55年体制時代は、「自民党内の派閥」が、「現内閣が傾いてきた時の代替機能」を果たしていたのでしょうけれど、今はその機能もありません。
個人的には、現政権がおかしくなってきた時に、「超党派で、代わりの誰かを担ぎ、連立の新政権が誕生する」ということが起きても、良いのではないかと思います。
さて、組織のマネジメントとして「小池百合子氏」を考えてみると、彼女の失敗は、
◆強みを理解し、活かせなかったこと
◆大きな組織のかじ取りができなかったこと
の2点だと思います。
前者は、「誰かに排除されている小池百合子を応援する世論」が「彼女の特徴であり強み」だったはずですが、例の民進党議員の「排除します」発言で、一気に流れが変わりました。
また、「ひとりでなんでも決めるのは、ドラスティックで、おもしろい」ですが、「井戸を掘ったら、人に任せるマネジメント」ができなければ「大政党のかじ取り」はできません。

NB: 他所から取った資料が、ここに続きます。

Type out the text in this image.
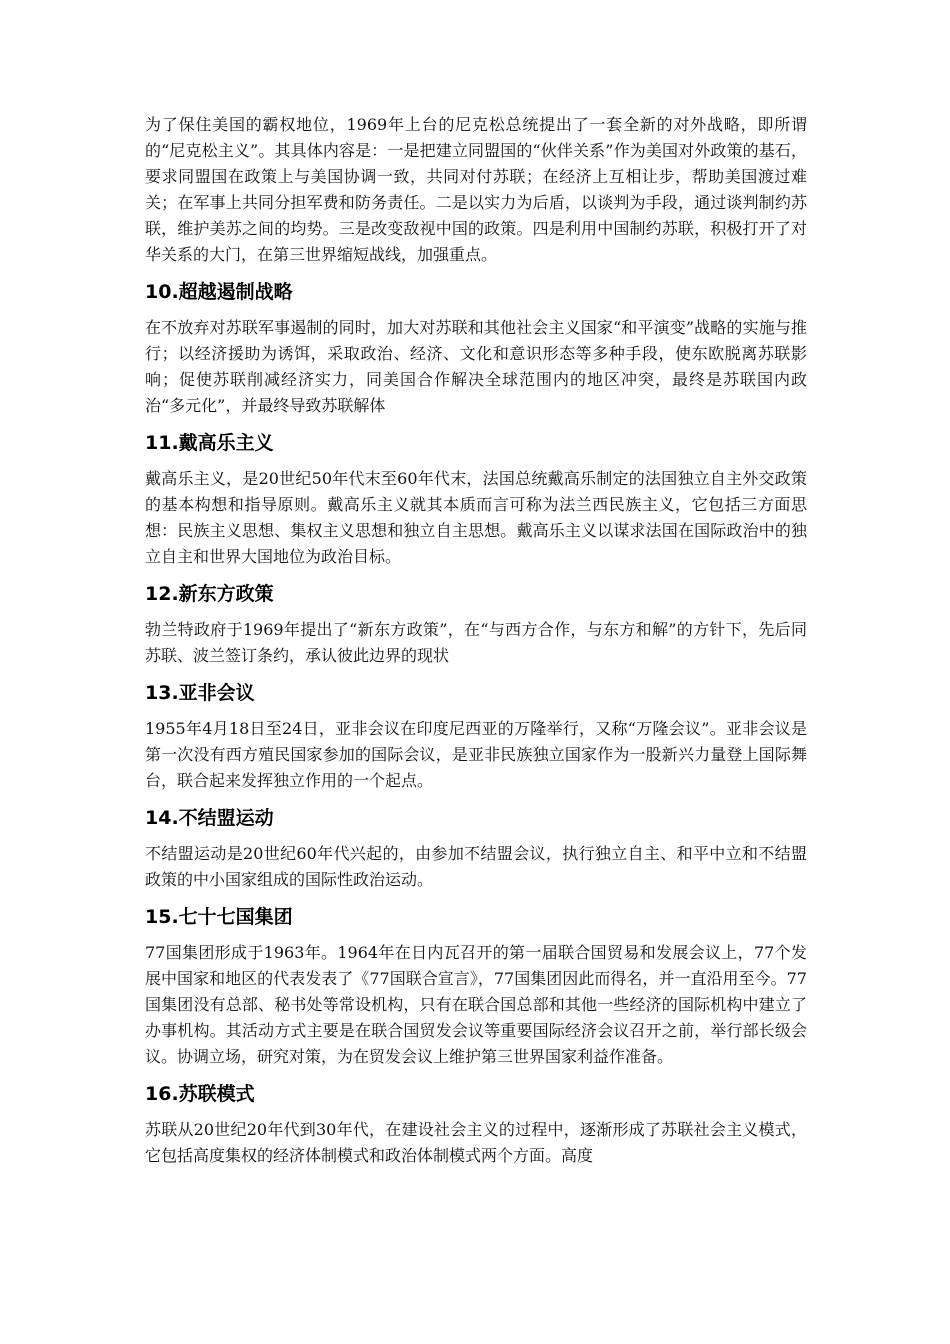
为了保住美国的霸权地位，1969年上台的尼克松总统提出了一套全新的对外战略，即所谓的“尼克松主义”。其具体内容是：一是把建立同盟国的“伙伴关系”作为美国对外政策的基石，要求同盟国在政策上与美国协调一致，共同对付苏联；在经济上互相让步，帮助美国渡过难关；在军事上共同分担军费和防务责任。二是以实力为后盾，以谈判为手段，通过谈判制约苏联，维护美苏之间的均势。三是改变敌视中国的政策。四是利用中国制约苏联，积极打开了对华关系的大门，在第三世界缩短战线，加强重点。

10.超越遏制战略

在不放弃对苏联军事遏制的同时，加大对苏联和其他社会主义国家“和平演变”战略的实施与推行；以经济援助为诱饵，采取政治、经济、文化和意识形态等多种手段，使东欧脱离苏联影响；促使苏联削减经济实力，同美国合作解决全球范围内的地区冲突，最终是苏联国内政治“多元化”，并最终导致苏联解体

11.戴高乐主义

戴高乐主义，是20世纪50年代末至60年代末，法国总统戴高乐制定的法国独立自主外交政策的基本构想和指导原则。戴高乐主义就其本质而言可称为法兰西民族主义，它包括三方面思想：民族主义思想、集权主义思想和独立自主思想。戴高乐主义以谋求法国在国际政治中的独立自主和世界大国地位为政治目标。

12.新东方政策

勃兰特政府于1969年提出了“新东方政策”，在“与西方合作，与东方和解”的方针下，先后同苏联、波兰签订条约，承认彼此边界的现状

13.亚非会议

1955年4月18日至24日，亚非会议在印度尼西亚的万隆举行，又称“万隆会议”。亚非会议是第一次没有西方殖民国家参加的国际会议，是亚非民族独立国家作为一股新兴力量登上国际舞台，联合起来发挥独立作用的一个起点。

14.不结盟运动

不结盟运动是20世纪60年代兴起的，由参加不结盟会议，执行独立自主、和平中立和不结盟政策的中小国家组成的国际性政治运动。

15.七十七国集团

77国集团形成于1963年。1964年在日内瓦召开的第一届联合国贸易和发展会议上，77个发展中国家和地区的代表发表了《77国联合宣言》，77国集团因此而得名，并一直沿用至今。77国集团没有总部、秘书处等常设机构，只有在联合国总部和其他一些经济的国际机构中建立了办事机构。其活动方式主要是在联合国贸发会议等重要国际经济会议召开之前，举行部长级会议。协调立场，研究对策，为在贸发会议上维护第三世界国家利益作准备。

16.苏联模式

苏联从20世纪20年代到30年代，在建设社会主义的过程中，逐渐形成了苏联社会主义模式，它包括高度集权的经济体制模式和政治体制模式两个方面。高度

「希望の党結党時は、もしかしたら、政権政党になる可能性がある」ほどの勢いだったのですから、役職者を決め、任せなければ、大きな組織のかじ取りは無理なわけです。
それにしても、小池希望の党代表兼都知事は、投開票日の21日に渡仏し、22日はフランスで衆院選挙の結果を迎えるそうです。
完全に「敵前逃亡」の形となり、「小池劇場は閉幕」となるのでしょうね。
結果論としては、師匠のひとりである「小沢一郎氏」同様、国政勢力図をかき回しただけ、になってしまいそうな現時点ですね。